Research centre success garners extra funding
The Warwick Integrative Synthetic Biology Centre has recently received additional funding of £900K to continue its programme of research up to the end of March 2022, bringing to 7 years its continuous funding from UKRI since its launch in 2015. Together with the matched funding provided by the university, total funding obtained by WISB now exceeds £19M in total, making it by some margin the largest single research grant ever received by the University of Warwick. The School of Engineering has received almost £2M of this funding, which has led to some notable successes, including:
- a Nature Communications publication (and best poster award at the Metabolic Engineering 14 Conference) for Dr. Ahmad Mannan,
- a Nature Communications publication and a £0.5M Royal Academy of Engineering Research Fellowship on “Overcoming cellular constraints for real-world engineering of biological systems” for Dr. Alex Darlington,
- a paper on the cognitive constraints that shape public debate on the risks of Synthetic Biology, published in the journal Trends in Biotechnology (IF 19.5), and
- former WISB PDRA Dr. Mathias Foo returning to the School as a Senior Teaching Fellow.

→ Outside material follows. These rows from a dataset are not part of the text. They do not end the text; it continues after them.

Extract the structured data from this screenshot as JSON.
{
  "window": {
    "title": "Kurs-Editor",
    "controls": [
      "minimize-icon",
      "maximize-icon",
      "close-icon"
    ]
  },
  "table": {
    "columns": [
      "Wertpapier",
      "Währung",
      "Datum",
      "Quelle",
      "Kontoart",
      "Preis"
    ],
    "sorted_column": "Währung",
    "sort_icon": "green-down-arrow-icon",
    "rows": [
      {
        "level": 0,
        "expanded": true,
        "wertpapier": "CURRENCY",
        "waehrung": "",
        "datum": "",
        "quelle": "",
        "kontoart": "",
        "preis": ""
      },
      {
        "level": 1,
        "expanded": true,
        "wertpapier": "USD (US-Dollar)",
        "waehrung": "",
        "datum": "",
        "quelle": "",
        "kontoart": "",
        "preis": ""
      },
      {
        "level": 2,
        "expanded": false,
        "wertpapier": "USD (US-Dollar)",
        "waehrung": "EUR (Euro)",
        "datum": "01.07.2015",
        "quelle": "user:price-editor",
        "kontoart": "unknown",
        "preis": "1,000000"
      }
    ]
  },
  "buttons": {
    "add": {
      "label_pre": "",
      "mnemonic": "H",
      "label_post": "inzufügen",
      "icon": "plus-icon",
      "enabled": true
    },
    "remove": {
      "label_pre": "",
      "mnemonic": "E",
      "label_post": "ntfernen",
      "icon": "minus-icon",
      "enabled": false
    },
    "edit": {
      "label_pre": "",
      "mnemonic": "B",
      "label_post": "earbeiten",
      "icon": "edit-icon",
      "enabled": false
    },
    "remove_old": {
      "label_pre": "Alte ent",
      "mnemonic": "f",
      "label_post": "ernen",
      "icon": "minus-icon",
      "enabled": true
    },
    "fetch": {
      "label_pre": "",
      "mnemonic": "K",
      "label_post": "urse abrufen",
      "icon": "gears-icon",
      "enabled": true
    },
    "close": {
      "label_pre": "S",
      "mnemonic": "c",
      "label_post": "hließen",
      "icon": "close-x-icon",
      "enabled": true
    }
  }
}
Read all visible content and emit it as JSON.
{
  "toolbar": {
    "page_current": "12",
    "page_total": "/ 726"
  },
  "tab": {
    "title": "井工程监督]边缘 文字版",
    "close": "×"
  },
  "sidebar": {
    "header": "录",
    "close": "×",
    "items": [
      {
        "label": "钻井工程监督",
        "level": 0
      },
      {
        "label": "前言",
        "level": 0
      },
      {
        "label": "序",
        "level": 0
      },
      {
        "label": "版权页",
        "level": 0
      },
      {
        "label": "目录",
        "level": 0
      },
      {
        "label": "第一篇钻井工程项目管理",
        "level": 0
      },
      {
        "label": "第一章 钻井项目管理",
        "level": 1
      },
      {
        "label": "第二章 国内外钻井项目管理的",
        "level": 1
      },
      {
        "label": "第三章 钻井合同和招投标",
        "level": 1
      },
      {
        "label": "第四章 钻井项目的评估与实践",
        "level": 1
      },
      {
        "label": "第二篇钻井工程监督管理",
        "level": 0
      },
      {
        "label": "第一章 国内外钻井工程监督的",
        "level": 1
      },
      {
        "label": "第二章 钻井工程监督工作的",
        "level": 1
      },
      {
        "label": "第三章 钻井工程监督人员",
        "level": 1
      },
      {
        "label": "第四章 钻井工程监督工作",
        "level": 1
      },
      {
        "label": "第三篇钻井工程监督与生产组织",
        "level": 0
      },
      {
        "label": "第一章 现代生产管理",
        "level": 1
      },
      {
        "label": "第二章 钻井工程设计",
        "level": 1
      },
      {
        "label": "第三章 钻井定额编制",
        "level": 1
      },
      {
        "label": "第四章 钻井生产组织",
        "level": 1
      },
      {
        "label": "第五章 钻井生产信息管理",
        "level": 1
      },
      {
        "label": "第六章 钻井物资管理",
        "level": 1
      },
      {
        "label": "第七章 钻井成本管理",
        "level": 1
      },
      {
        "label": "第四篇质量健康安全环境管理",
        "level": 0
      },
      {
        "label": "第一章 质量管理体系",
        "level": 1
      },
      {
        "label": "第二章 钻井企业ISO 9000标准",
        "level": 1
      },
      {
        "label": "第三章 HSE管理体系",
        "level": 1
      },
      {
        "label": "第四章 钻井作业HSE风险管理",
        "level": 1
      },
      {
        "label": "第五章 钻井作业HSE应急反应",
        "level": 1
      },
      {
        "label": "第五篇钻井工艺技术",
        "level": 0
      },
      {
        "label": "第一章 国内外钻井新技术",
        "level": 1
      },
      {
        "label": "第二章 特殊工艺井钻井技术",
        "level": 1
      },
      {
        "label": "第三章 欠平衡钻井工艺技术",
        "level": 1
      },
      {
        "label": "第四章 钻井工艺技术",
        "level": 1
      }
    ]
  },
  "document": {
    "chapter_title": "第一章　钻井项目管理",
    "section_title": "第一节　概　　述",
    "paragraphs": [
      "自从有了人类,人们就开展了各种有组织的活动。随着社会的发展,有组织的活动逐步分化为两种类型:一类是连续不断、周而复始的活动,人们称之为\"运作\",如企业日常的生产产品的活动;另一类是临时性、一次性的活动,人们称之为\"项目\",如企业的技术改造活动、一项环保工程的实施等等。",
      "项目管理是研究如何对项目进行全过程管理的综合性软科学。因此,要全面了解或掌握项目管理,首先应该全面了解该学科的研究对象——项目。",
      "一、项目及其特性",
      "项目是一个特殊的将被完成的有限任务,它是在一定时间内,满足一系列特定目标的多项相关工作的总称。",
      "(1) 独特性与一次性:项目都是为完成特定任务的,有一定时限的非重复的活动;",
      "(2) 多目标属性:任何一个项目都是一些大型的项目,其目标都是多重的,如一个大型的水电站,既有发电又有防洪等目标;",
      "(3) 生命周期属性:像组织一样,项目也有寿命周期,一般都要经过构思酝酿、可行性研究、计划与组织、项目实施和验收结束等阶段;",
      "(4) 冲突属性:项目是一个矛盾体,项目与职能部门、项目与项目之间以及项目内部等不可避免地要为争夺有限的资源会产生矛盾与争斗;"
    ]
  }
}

WISB has recently submitted a £1.8M proposal for a further 2 years funding under the Engineering Biology Transition Awards call, to align its research activities with the recently announced National Engineering Biology Programme (NEBP). The Transition Award bid “Microbial Biosynthetic Pathways: Innovative Construction and Control Engineering” was formulated by 3 of the original WISB team (McCarthy, Challis, Bates) together with several new early-career investigators (Darlington, Alberti, Jenner). Beyond the time-period of the proposed Transition Awards, the WISB community anticipates another round of large-scale UKRI Research Centre funding via the NEBP programme, subject to the forthcoming government spending review.